Red Apple with heart

In studying the apple, Professor Liu and his team began by choosing to focus on vitamin C and its antioxidant effect.  They found that 100 grams of apples (about a half cup) had an antioxidant, vitamin-C like activity equivalent to 1,500 milligrams of vitamin C, (about 3 times the amount of a typical vitamin C supplement).  When they chemically analyzed that 100 grams of the whole apple, however, they found only 5.7 milligrams of vitamin C, far below the 1,500 milligrams that the level of antioxidant activity associated with the vitamin C indicated.  

The vitamin-C like activity from 100 grams of whole apple was an astounding 263 times as potent as the same amount of the isolated chemical!  Said another way, the specific chemical we refer to as vitamin C accounts for much less than 1 percent of the vitamin C-like activity in the apple – a miniscule amount.  The other 99-plus percent of this activit is due to other vitamin C-like chemicals in the apple, the possible ability of vitamin C to be much more effective in context of the whole apple than it is when consumed in an isolated form, or both.  ~Whole, pages 152 – 153.

Interview questions for Howard Jacobson

To get right to the heart of things, I asked Howard to respond to the following three questions so that I could report his answers back to you.

Lani Muelrath:  Describe the two to three biggest takeaways you would like for readers to get from reading Whole.

Howard Jacobson:

  1. Most of what you’ve been told about nutrition just isn’t true. The profit motive has replaced most science with marketing, and few people in government or media or medicine are incentivizes or even trained to tell the difference.
  2. You can prevent, halt, and even reverse most diseases through an “open-source” approach to health. No longer is your health and longevity in the hands of the fates, or dependent on the prescriptions of doctors and the good will of insurance companies. The real key to vibrant health is within your control – the food that you choose to put into your body every single day.
  3. Switching to a Whole Foods Plant-Based (WFPB) lifestyle is one of the most powerful steps you can take for your health, for society, and for the planet as a whole.

Lani Muelrath:   Name two immediate action steps that people can take to advance the Whole message in their lives.

Howard Jacobson:

  1. Assess your current state of health.
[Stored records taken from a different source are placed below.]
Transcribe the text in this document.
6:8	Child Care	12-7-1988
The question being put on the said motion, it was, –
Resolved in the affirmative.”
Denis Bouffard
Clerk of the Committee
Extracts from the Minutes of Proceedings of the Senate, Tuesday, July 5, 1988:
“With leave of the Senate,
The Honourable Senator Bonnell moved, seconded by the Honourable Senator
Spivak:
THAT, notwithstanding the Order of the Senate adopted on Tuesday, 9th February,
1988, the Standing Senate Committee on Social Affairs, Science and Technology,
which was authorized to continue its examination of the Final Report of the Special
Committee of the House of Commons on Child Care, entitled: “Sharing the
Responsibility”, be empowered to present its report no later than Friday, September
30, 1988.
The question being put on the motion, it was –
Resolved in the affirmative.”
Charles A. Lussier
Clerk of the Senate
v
Get some bloodwork done. Ask yourself, “Am I where I want to be?” Look at your energy levels, your moods, your weight, your fitness, and your key predictive numbers (blood pressure, cholesterol, triglycerides, etc.  (If you’re taking meds or have a condition such as diabetes, let your doctor know that you’ll be improving your diet and expect to reduce or eliminate your prescriptions over the coming days and weeks.)
  2.  Try a complete plant-based immersion for 21 days. Be patient while your taste buds adjust, and commit to giving yourself the gift of the world’s healthiest diet. And see what happens. After 21 days, my prediction is that you’ll never want to go back.

Lani Muelrath: List two activist steps that people can take to advance the Whole message in the world.

Howard Jacobson:

  1. Become a shining example of the goodness of the WFPB lifestyle. Walk around so people look at you and say, “I’ll have what she’s having.”
  2. Become a critical consumer of health claims, and ask critical questions when you hear dubious ones. “Who funded the study? What are their assumptions? What problem are they trying to solve? What questions are the researchers asking (and what aren’t they asking)? What’s the evidence for their conclusions? What unforeseen consequences might come from accepting these conclusions?

Inspired?  That’s the message of Whole:  to inspire you to cut through the clutter of nutrient isolation marketing and focus on whole foods on your plate.  I just want people eating more plants and moving their bodies more, and Whole underscores wholistic.

How to enter to win a copy of Whole

For one entry in the drawing:  Simply leave a comment below to leave your thoughts with regards to this question:  Which of Howard’s interview questions above do you identify with  most, and why?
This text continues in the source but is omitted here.